Sunday, October 25, 2009

In which I am sure to irritate many people I love

But they can also bite me.

Memo to grammar cops: Back off!

The usually estimable Laura Miller is far too kind. This Jack Lynch can bite me. So can Laura Miller. I'm embarrassed on behalf of my Lynch relatives. If I was related to any Millers I'd be embarrassed for them too.

Yes, standards can evolve, but they are not to be capriciously discarded.

I admit that I may be overly sensitive after seeing "Amelia" this afternoon. The film has been criticized for its reliance on voice-over narrative, but the words are Earhart's, and function in the film not only to add emotional color but, much to Hilary Swank's and director Mira Nair's credit, to demonstrate what a deft and delightful prose stylist she was, and what a writer and thinker we lost along with the adventurer, feminist, and pioneer.

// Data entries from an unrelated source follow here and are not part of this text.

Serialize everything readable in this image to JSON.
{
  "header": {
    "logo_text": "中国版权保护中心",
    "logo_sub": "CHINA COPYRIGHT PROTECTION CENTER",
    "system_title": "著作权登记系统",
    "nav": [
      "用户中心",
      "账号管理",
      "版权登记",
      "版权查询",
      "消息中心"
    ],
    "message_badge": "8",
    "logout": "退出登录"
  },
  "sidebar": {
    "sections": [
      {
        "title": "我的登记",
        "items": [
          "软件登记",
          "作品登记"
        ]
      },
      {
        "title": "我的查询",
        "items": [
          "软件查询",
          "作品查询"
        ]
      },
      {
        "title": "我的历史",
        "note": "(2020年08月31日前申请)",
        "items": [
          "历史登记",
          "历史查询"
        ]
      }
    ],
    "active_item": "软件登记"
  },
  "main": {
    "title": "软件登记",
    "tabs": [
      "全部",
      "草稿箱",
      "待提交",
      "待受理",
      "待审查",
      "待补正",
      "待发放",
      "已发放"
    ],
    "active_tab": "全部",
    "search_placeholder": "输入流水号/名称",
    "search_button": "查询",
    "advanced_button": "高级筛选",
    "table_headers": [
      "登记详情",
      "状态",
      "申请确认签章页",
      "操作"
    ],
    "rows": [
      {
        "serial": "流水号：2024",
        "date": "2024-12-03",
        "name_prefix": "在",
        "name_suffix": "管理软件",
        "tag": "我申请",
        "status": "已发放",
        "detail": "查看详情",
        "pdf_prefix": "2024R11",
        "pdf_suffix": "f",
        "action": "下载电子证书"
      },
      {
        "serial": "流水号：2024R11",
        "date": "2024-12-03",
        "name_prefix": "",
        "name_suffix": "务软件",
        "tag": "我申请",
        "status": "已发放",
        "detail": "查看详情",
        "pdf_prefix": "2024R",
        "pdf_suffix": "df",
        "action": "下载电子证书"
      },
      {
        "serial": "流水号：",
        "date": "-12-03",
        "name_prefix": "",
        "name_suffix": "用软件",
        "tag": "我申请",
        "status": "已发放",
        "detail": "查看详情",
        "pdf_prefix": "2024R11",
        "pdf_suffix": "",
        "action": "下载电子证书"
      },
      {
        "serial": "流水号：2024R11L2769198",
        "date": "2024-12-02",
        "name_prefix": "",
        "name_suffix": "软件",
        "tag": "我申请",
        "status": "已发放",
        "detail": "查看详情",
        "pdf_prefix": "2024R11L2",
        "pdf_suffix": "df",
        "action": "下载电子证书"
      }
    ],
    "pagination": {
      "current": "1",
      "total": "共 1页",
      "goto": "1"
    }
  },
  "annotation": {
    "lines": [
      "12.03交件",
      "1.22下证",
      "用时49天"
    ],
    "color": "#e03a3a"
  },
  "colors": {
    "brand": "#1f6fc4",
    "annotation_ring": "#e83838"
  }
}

A friend of mine frequently said, in defense of unorthodox and trendy constructions, "Language is a tool." Of course, but our most relied-upon tools -- hammers, knives, shovels -- have changed very little over the years, and what changes there have been brought about much-welcomed improvements in design, durability, and efficiency. Change in the service of nothing but change, though, is sloppy and unreliable. The introduction of nouns like "blowback" is inevitable and often useful, but lapses like "rate of speed," "point in time," and "impacted" are merely lazy and indefensible. English is erratic enough without such challenges and offenses.

Old-fashioned? A crank? On this topic yes, I am, and proud of it. I prefer to think of myself as a traditionalist, not in the sense of excluding innovation, but in the sense that there are traditions that deserve to be preserved.